Both the new German S3 guideline on prostate cancer (2025) and the European Union (2022) recommend risk-adapted early detection of prostate cancer by measurement of the prostate-specific antigen (PSA) level combined with magnetic resonance imaging (MRI). In this article, we describe the available screening instruments and the implications of various different methods that might be used for the introduction of a prostate cancer screening program in Germany.
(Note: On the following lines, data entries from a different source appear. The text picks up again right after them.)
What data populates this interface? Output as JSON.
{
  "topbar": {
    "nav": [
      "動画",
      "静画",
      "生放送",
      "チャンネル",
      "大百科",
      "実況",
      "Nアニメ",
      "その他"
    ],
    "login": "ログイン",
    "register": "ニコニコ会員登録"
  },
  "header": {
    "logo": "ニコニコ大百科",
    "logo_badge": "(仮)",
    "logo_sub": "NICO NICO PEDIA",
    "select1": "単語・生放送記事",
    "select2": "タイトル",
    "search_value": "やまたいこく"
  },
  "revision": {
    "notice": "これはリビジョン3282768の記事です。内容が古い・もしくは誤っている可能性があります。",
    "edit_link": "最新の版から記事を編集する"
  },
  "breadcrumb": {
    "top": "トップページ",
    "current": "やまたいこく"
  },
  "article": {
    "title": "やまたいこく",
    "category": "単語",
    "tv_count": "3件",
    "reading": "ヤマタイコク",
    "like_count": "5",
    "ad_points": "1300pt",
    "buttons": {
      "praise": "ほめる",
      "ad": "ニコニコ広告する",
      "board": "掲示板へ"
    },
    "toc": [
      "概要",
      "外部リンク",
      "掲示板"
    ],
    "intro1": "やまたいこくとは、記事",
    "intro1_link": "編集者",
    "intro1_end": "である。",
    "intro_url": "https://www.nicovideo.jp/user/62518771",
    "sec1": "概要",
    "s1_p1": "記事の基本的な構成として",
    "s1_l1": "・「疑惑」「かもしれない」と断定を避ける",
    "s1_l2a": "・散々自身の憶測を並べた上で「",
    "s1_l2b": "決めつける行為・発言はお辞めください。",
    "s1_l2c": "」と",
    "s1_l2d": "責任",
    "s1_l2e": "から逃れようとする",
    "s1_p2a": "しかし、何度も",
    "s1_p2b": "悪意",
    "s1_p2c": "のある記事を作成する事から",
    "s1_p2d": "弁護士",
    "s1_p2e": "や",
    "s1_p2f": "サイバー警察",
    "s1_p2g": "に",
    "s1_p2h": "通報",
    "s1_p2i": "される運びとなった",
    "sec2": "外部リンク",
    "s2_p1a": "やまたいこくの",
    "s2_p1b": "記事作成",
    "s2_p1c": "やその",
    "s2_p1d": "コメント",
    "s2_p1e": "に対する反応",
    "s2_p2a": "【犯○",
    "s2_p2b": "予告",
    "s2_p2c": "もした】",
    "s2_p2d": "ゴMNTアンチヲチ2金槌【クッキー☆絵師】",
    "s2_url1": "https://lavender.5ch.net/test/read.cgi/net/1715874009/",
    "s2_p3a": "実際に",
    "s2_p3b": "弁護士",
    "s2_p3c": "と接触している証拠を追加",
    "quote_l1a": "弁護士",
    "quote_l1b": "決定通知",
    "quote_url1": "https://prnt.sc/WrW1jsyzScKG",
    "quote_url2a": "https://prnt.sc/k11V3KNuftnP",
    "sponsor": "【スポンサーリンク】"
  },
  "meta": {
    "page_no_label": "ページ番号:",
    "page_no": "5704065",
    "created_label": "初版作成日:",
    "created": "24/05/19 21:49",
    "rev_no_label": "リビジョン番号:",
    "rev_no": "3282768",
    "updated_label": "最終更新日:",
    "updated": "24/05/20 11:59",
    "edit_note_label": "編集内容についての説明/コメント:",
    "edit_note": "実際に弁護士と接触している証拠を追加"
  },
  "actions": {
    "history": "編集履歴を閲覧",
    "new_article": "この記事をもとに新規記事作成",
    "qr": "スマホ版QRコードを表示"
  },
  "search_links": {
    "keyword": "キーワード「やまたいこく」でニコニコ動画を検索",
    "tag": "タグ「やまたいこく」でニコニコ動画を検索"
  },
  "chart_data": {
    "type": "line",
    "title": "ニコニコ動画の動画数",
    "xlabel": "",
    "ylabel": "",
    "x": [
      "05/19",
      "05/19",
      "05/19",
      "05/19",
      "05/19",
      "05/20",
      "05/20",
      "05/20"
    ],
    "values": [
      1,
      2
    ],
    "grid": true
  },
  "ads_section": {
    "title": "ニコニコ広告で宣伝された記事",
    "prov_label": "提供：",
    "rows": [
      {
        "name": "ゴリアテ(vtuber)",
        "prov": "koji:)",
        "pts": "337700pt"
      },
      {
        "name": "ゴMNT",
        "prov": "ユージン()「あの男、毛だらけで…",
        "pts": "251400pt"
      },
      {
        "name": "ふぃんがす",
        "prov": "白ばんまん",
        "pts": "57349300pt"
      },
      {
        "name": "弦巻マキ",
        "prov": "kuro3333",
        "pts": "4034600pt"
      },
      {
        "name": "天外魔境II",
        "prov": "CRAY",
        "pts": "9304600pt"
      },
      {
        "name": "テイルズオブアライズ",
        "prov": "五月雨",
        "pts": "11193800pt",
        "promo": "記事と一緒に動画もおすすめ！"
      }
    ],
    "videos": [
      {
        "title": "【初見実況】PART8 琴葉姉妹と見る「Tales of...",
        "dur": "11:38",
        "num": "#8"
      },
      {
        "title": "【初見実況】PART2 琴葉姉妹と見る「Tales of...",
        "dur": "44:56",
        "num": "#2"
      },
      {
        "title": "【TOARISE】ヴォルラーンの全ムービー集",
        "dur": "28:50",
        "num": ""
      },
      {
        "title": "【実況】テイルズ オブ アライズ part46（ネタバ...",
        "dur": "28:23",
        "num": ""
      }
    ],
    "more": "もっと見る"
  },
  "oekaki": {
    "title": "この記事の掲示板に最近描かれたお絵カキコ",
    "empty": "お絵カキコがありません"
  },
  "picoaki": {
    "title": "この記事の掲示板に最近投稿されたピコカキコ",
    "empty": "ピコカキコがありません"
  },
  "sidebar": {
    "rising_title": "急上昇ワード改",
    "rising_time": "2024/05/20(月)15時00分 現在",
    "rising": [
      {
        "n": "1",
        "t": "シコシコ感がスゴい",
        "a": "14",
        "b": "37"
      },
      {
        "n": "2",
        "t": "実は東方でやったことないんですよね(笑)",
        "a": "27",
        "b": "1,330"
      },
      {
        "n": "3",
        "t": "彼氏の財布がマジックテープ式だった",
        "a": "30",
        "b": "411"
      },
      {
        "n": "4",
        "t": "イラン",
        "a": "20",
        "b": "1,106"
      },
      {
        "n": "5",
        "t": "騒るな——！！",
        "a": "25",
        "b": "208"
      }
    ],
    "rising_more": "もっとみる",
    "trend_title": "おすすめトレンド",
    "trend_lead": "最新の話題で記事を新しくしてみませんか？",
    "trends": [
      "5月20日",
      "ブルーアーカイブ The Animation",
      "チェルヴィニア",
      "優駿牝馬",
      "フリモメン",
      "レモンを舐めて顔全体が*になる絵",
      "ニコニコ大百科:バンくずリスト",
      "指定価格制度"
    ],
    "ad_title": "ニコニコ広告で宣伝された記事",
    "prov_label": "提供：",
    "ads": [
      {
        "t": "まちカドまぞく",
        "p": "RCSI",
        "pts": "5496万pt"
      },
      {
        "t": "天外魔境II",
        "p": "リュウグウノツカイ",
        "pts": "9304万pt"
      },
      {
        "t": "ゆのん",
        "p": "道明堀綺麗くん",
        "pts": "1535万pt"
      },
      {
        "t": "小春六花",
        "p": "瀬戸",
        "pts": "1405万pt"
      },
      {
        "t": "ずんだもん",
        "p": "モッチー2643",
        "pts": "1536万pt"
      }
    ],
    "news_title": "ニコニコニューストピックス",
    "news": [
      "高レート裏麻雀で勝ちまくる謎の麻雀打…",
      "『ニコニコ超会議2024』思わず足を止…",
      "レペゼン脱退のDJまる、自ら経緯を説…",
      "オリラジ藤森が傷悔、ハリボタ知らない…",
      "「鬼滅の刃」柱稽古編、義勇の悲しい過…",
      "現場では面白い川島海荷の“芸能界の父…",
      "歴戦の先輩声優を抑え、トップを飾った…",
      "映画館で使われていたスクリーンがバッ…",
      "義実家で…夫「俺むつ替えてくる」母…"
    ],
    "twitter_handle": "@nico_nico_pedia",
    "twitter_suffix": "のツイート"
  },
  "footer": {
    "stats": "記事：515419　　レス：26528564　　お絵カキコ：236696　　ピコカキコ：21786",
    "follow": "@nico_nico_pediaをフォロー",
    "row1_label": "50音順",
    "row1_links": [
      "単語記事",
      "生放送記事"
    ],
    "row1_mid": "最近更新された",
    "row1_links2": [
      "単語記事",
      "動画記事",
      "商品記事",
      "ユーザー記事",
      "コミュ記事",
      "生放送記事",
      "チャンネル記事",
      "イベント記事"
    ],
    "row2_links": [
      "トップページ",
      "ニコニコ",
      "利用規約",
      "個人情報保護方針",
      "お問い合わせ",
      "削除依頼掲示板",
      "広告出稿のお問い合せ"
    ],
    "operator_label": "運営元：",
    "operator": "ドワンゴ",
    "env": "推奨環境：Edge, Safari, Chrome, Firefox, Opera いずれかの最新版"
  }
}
This narrative review is based on pertinent publications that were retrieved by a literature search from November 2024 to November 2025.
Compared to purely PSA-based screening, a PSA-based, risk-adapted screening program lowers the incidence of clinically indolent prostate cancer (ISUP gradation group 1) from approximately 50% to 24% if begun at age 45-50. The cumulative incidence of clinically relevant prostate cancer is 0.6% and thus comparable to the detection rate of breast cancer screening in patients of this age group. Prostate cancer screening starting at an older age increases the number of overdiagnoses leading to unnecessary treatment and is in all likelihood not cost-efficient.
Prostate cancer screening that starts at age 45-50 and proceeds on the basis of a risk-adapted concept has a better benefit-to-harm ratio than a screening program introduced all at once over a wide age range (e.g., 50-70) or opportunistic screening (i.e., no organized screening program). Implementation studies and model calculations on cost-efficiency are needed before organized screening can begin.
Deutsches Arzteblatt international. 2026 May 29 [Epub ahead of print]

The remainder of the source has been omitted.